Après la réussite qu’avait constitué son « Kiki de Montparnasse » en 2007, que j’avais beaucoup aimé, puis un « Olympe de Gouges » en 2012, le duo Catel & Bocquet s’est attaqué, dans une récente (2016) et très exhaustive biographie graphique, à une autre figure de femme forte, la grande Joséphine Baker. En plus de 450 pages, on y suit le destin exceptionnel, présentant autant de facettes que la boule du même nom, d’une femme de tête tour à tour enfant pauvre dans le Sud ségrégationniste, épouse précoce, saltimbanque, danseuse d’une troupe itinérante, star du music-hall et coqueluche du tout-Paris des Années Folles, amante multiple (dont Simenon et Le Corbusier !), résistante, philanthrope, mère adoptive d’une tribu arc-en-ciel de douze orphelins, égérie de l’émancipation des Noirs en Amérique, star mondiale sur le retour, vieille dame percluse de dettes.
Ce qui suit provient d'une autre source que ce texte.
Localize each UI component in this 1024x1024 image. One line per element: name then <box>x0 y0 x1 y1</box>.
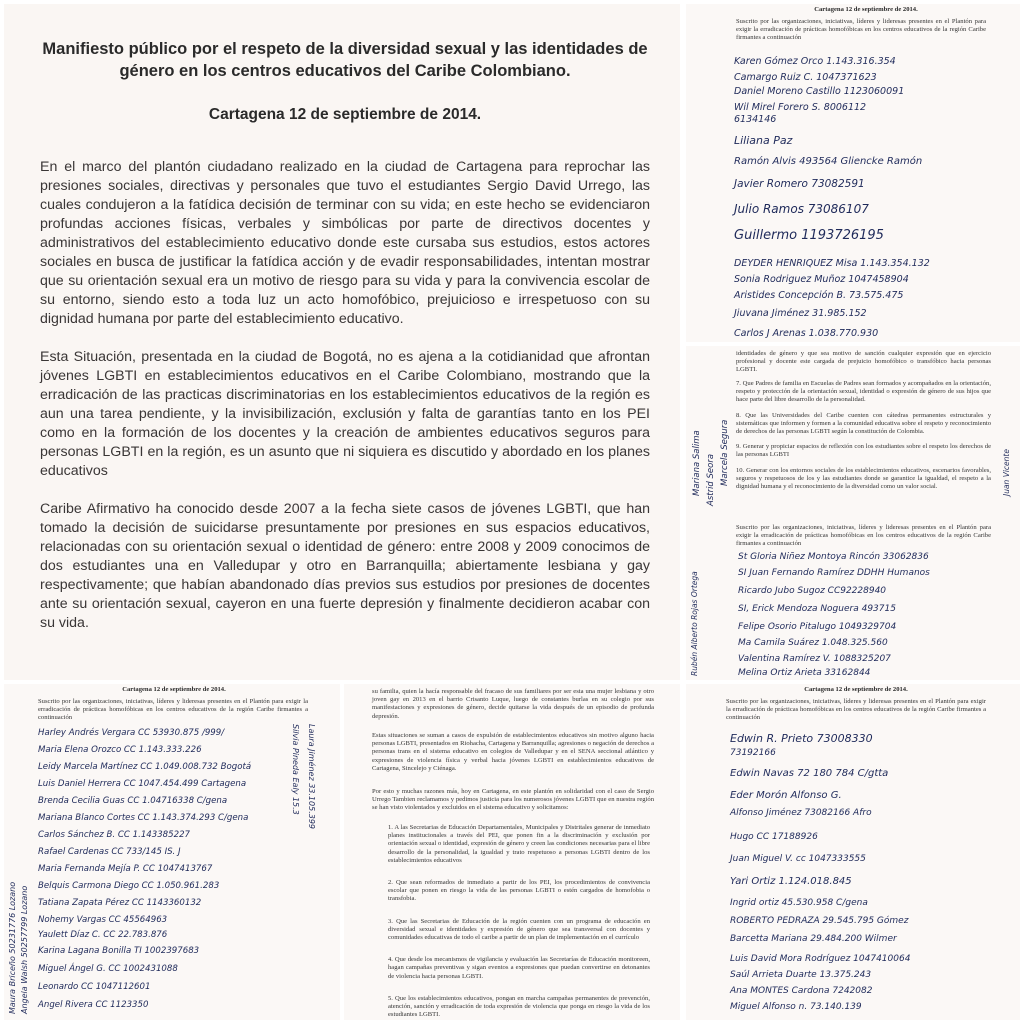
signature: Miguel Ángel G. CC 1002431088 <box>38 964 178 974</box>
page-text-p2: Estas situaciones se suman a casos de expulsión de establecimientos educativos sin motivo alguno hacia personas LGBTI, presentados en Riohacha, Cartagena y Barranquilla; agresiones o negación de derechos a personas trans en el sistema educativo en colegios de Valledupar y en el SENA seccional atlántico y expresiones de violencia física y verbal hacia jóvenes LGBTI en establecimientos educativos de Cartagena, Sincelejo y Ciénaga. <box>372 732 654 772</box>
vertical-signature: Marcela Segura <box>720 419 730 486</box>
signature: Alfonso Jiménez 73082166 Afro <box>730 808 872 818</box>
manifesto-page <box>4 4 680 680</box>
signature: Juan Miguel V. cc 1047333555 <box>730 854 866 864</box>
signature: Yari Ortiz 1.124.018.845 <box>730 876 852 887</box>
manifesto-paragraph-1: En el marco del plantón ciudadano realizado en la ciudad de Cartagena para reprochar las presiones sociales, directivas y personales que tuvo el estudiantes Sergio David Urrego, las cuales condujeron a la fatídica decisión de terminar con su vida; en este hecho se evidenciaron profundas acciones físicas, verbales y simbólicas por parte de directivos docentes y administrativos del establecimiento educativo donde este cursaba sus estudios, estos actores sociales en busca de justificar la fatídica acción y de evadir responsabilidades, intentan mostrar que su orientación sexual era un motivo de riesgo para su vida y para la convivencia escolar de su entorno, siendo esto a toda luz un acto homofóbico, prejuicioso e irrespetuoso con su dignidad humana por parte del establecimiento educativo. <box>40 159 650 327</box>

Quel destin ! J’ai appris beaucoup de choses que j’ignorais sur une figure faisant partie de notre patrimoine culturel mais dont, finalement, comme la plupart, je ne savais pas grand-chose. Le dessin en noir et blanc de Catel est léger et riche à la fois et contribue à l’attachement que l’ont ressent pour la jolie Joséphine, dessinée depuis son enfance jusqu’à sa vieillesse. On sent qu’une documentation importante a été nécessaire à la rédaction d’une telle somme. Celle-ci, d’ailleurs, se clôt par plus de 80 pages de notices biographiques très intéressantes où se croisent certaines des plus grandes figures du XXème siècle, dont Joséphine a croisé le chemin.